# Calculation of hoop stress on a gear tooth

• k.udhay
In summary, gear teeth experience stresses at the root due to bending and shear caused by contact force from the meshing tooth. The stress model for hoop stress is not applicable to analyzing gear teeth. However, gear teeth in rolling contact have a contact angle that results in two force components, one of which cancels the root stress due to bending. For internally cut gears, there may be a small peripheral stress analogous to hoop stress, but its magnitude is attenuated by the contact angle.

#### k.udhay

Hi,

I have done hoop stress calculation on thin walled pipes. But, will gear tooth also go under hoop stress when loaded? Can somebody explain the procedure to calculate that pl.? Thanks.

Gear teeth experience stresses at the root due to contact force from the meshing tooth. The stresses are due to bending and shear on the tooth. The hoop stress model is not applicable to analyzing gear teeth.

1 person
Gear teeth are in rolling contact with a specified tooth face contact angle. That angle results in two force components, one a peripheral torque, and a smaller one tending to push the gears apart. To push the gears apart requires that the teeth are pressed onto their wheel which cancels some of the root stress due to bending. There appears to be no stress equivalent to hoop stress in spur gears.

The same is not true for internal or some epicyclic gear systems where the force of tooth contact tends to expand the internally toothed gear. In that situation the outside of the internally cut gear will have a peripheral stress. That is analogous to hoop stress, but it's magnitude is small, being only the torque attenuated by the sine of a typical 14° to 20° contact angle.

1 person

## What is hoop stress and why is it important in the calculation of gear tooth strength?

Hoop stress is the stress or force applied to the circumference of a cylindrical object, such as a gear tooth. In the calculation of gear tooth strength, hoop stress is important because it determines the maximum amount of force a gear tooth can withstand without breaking.

## How is hoop stress calculated on a gear tooth?

Hoop stress on a gear tooth can be calculated using the formula: σ = (F*D)/(2*t*b), where σ is the hoop stress, F is the applied force, D is the pitch diameter of the gear, t is the tooth thickness, and b is the face width of the gear.

## What factors can affect the calculation of hoop stress on a gear tooth?

There are several factors that can affect the calculation of hoop stress on a gear tooth, including the material properties of the gear, the applied force, the pitch diameter, the tooth thickness, and the face width of the gear. Other factors such as temperature, lubrication, and surface finish can also impact the hoop stress calculation.

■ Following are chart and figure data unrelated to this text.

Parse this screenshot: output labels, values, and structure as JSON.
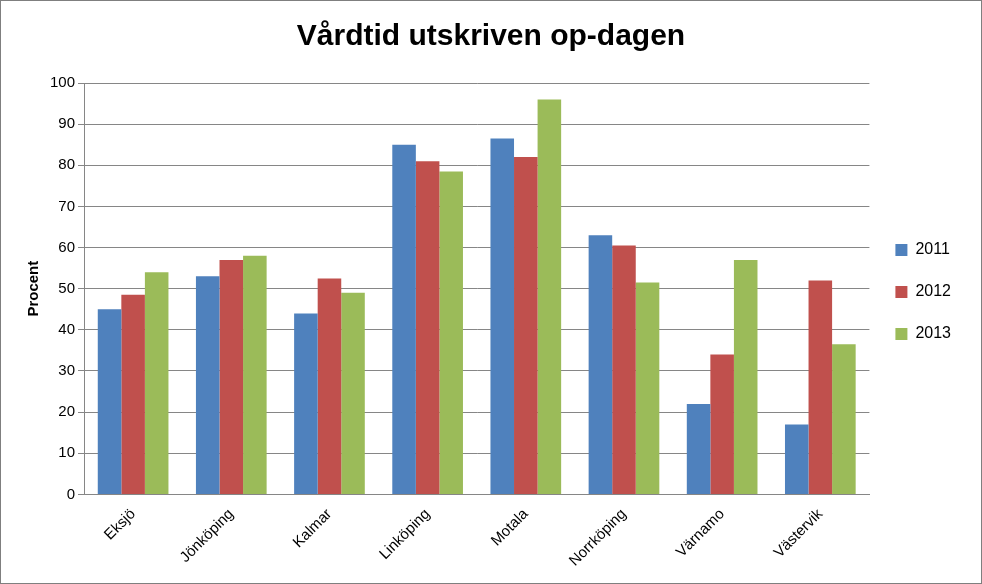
{
  "chart_data": {
    "type": "bar",
    "title": "Vårdtid utskriven op-dagen",
    "y_label": "Procent",
    "categories": [
      "Eksjö",
      "Jönköping",
      "Kalmar",
      "Linköping",
      "Motala",
      "Norrköping",
      "Värnamo",
      "Västervik"
    ],
    "series": [
      {
        "name": "2011",
        "color": "#4f81bd",
        "values": [
          45,
          53,
          44,
          85,
          86.5,
          63,
          22,
          17
        ]
      },
      {
        "name": "2012",
        "color": "#c0504d",
        "values": [
          48.5,
          57,
          52.5,
          81,
          82,
          60.5,
          34,
          52
        ]
      },
      {
        "name": "2013",
        "color": "#9bbb59",
        "values": [
          54,
          58,
          49,
          78.5,
          96,
          51.5,
          57,
          36.5
        ]
      }
    ],
    "ylim": [
      0,
      100
    ],
    "yticks": [
      0,
      10,
      20,
      30,
      40,
      50,
      60,
      70,
      80,
      90,
      100
    ],
    "grid": true,
    "legend": "right"
  }
}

## What is the maximum allowable hoop stress for a gear tooth?

The maximum allowable hoop stress for a gear tooth is typically determined by the material properties of the gear and the desired safety factor. In general, the maximum allowable hoop stress should be lower than the yield strength of the gear material to ensure the gear tooth does not permanently deform or fail under load.

## How can hoop stress be minimized on a gear tooth?

Hoop stress can be minimized on a gear tooth by selecting a material with high strength and hardness, ensuring proper lubrication, and optimizing the design of the gear tooth to distribute the load evenly. Additionally, reducing the applied force or increasing the pitch diameter, tooth thickness, and face width can also help to minimize hoop stress on a gear tooth.